Three days a week, Tracy Werth is in and out of the Palmerston Hospital for her dialysis treatment.
It’s a routine she has kept over the last two and half years ever since her body rejected the kidney her husband gave her five years ago.
The treatment, according to Werth is exhausting and in her own words is like, “you've kind of been hit by a bus.”
So on Wednesday, as she left her treatment, she was surprised to see that two OPP cruisers took up two of the four spaces reserved for dialysis patients, forcing those with kidney disease to find parking further away.
"Why would they park there when there's plenty of parking at that end of the parking lot for them?
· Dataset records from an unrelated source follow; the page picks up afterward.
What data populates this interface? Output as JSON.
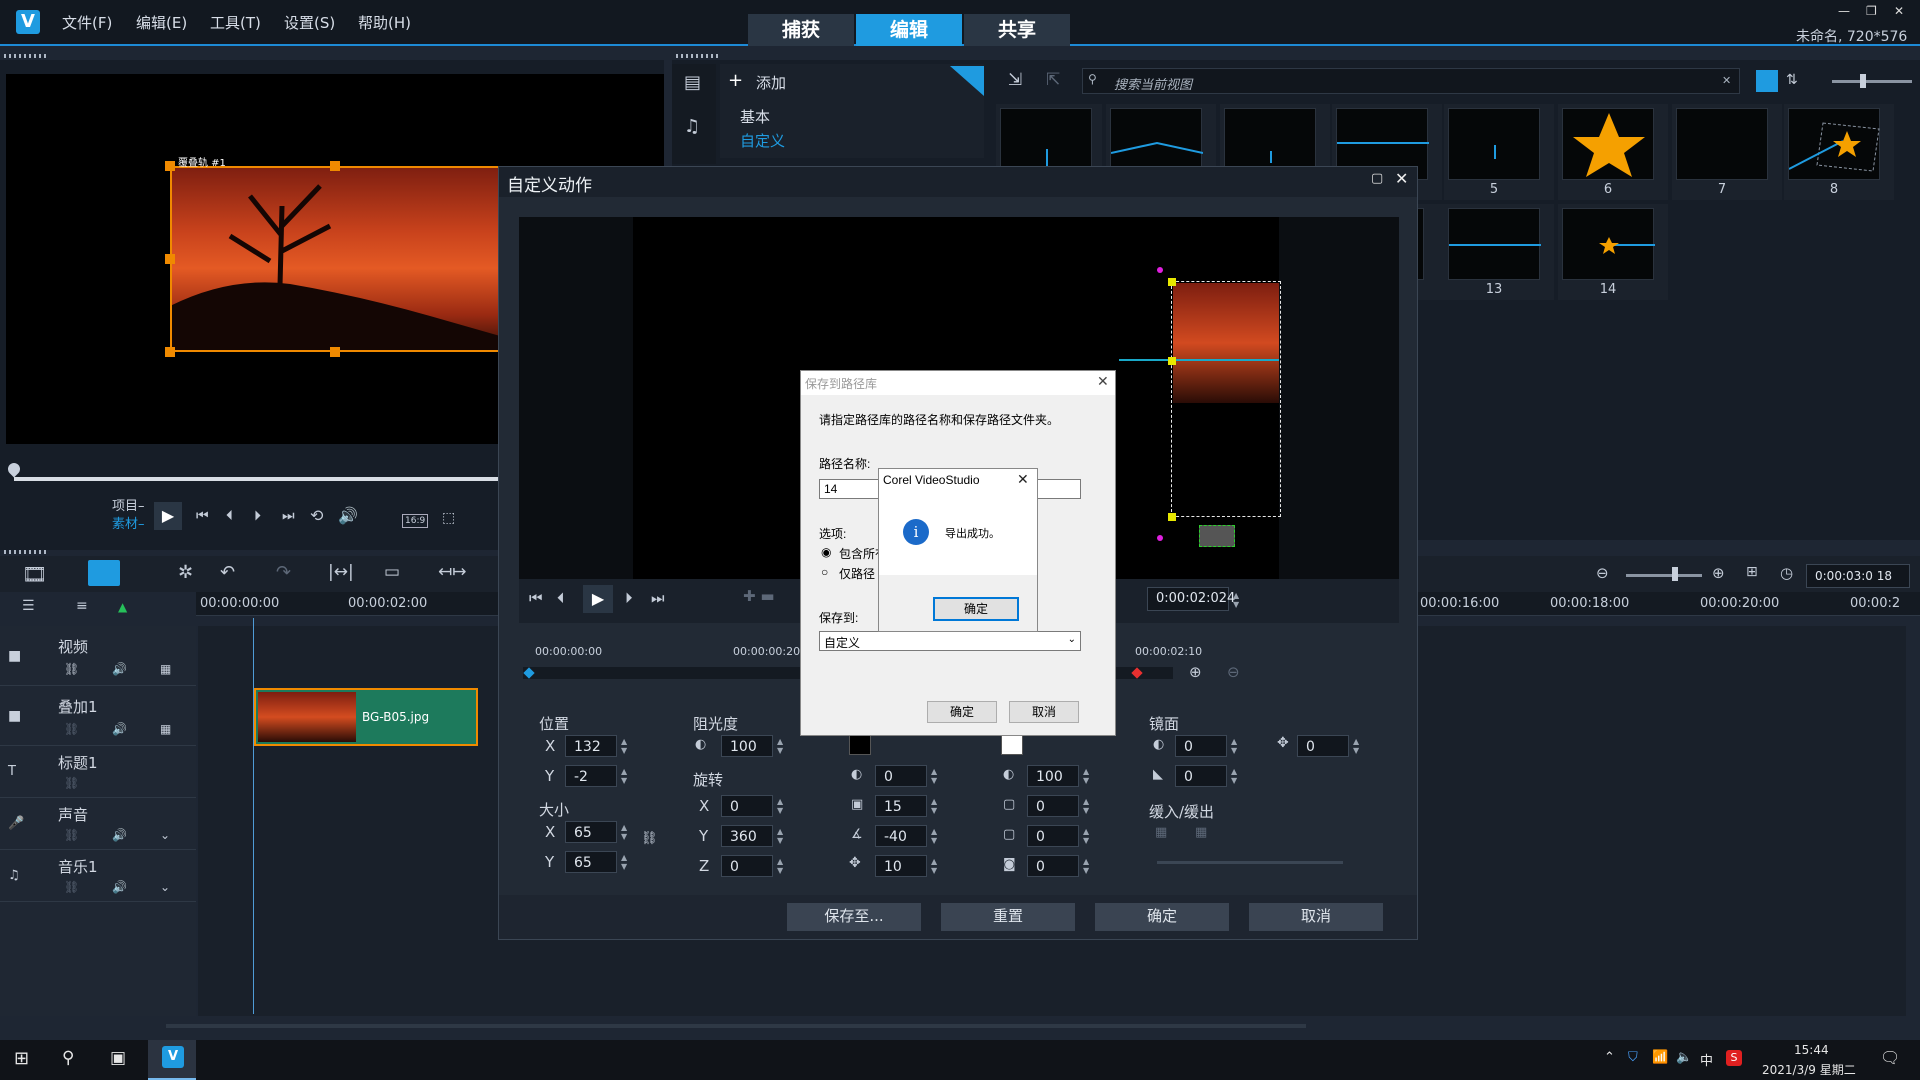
{
  "menu": {
    "file": "文件(F)",
    "edit": "编辑(E)",
    "tools": "工具(T)",
    "settings": "设置(S)",
    "help": "帮助(H)"
  },
  "mode_tabs": [
    "捕获",
    "编辑",
    "共享"
  ],
  "project_info": "未命名, 720*576",
  "preview": {
    "overlay_label": "覆叠轨 #1",
    "project_label": "项目–",
    "clip_label": "素材–",
    "aspect": "16:9"
  },
  "library": {
    "add_label": "添加",
    "categories": [
      "基本",
      "自定义"
    ],
    "search_placeholder": "搜索当前视图",
    "thumbnails_row1": [
      "",
      "",
      "",
      "",
      "5",
      "6",
      "7",
      "8"
    ],
    "thumbnails_row2": [
      "",
      "13",
      "14"
    ]
  },
  "timeline": {
    "timecode_start": "00:00:00:00",
    "timecode_2": "00:00:02:00",
    "ruler_right": [
      "00:00:16:00",
      "00:00:18:00",
      "00:00:20:00",
      "00:00:2"
    ],
    "zoom_time": "0:00:03:0 18",
    "tracks": [
      "视频",
      "叠加1",
      "标题1",
      "声音",
      "音乐1"
    ],
    "clip_name": "BG-B05.jpg"
  },
  "custom_motion": {
    "title": "自定义动作",
    "timecode": "0:00:02:024",
    "ruler": [
      "00:00:00:00",
      "00:00:00:20",
      "00:00:02:10"
    ],
    "position_label": "位置",
    "position_x": "132",
    "position_y": "-2",
    "size_label": "大小",
    "size_x": "65",
    "size_y": "65",
    "opacity_label": "阻光度",
    "opacity": "100",
    "rotate_label": "旋转",
    "rotate_x": "0",
    "rotate_y": "360",
    "rotate_z": "0",
    "border_values": [
      "0",
      "15",
      "-40",
      "10"
    ],
    "shadow_values": [
      "100",
      "0",
      "0",
      "0"
    ],
    "mirror_label": "镜面",
    "mirror_values": [
      "0",
      "0",
      "0"
    ],
    "ease_label": "缓入/缓出",
    "buttons": [
      "保存至...",
      "重置",
      "确定",
      "取消"
    ]
  },
  "save_path_dialog": {
    "title": "保存到路径库",
    "prompt": "请指定路径库的路径名称和保存路径文件夹。",
    "name_label": "路径名称:",
    "name_value": "14",
    "options_label": "选项:",
    "option1": "包含所有",
    "option2": "仅路径",
    "save_to_label": "保存到:",
    "save_to_value": "自定义",
    "ok": "确定",
    "cancel": "取消"
  },
  "message_box": {
    "title": "Corel VideoStudio",
    "message": "导出成功。",
    "ok": "确定"
  },
  "taskbar": {
    "time": "15:44",
    "date": "2021/3/9 星期二",
    "ime": "中"
  }
}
They're healthy they can walk the extra steps whereas these people can't necessarily do that," says Werth who goes on to say that this is not the first time she has seen it happen.
According to hospital staff, the four spots are a courtesy to the fourteen dialysis patients in treatment.
However, there is no official bylaw in place to enforce the spots.
In a statement to CTV News, an OPP spokesperson Sergeant David Rektor says, “At the time of this complaint, 4 officers were guarding patients at the hospital addressing public safety concerns.”
The statement goes on to say that while that isn’t an excuse for where the officers parked it is an explanation that they were performing serious operational duties at the time they chose to park in these spots.
“The OPP regrets any inconvenience this may have caused anyone," says Rektor.
The statement goes on to say that the entire Palmerston force was spoken to about the issue.
Werth says what she would really like is an apology from the officers to the patients in her dialysis unit.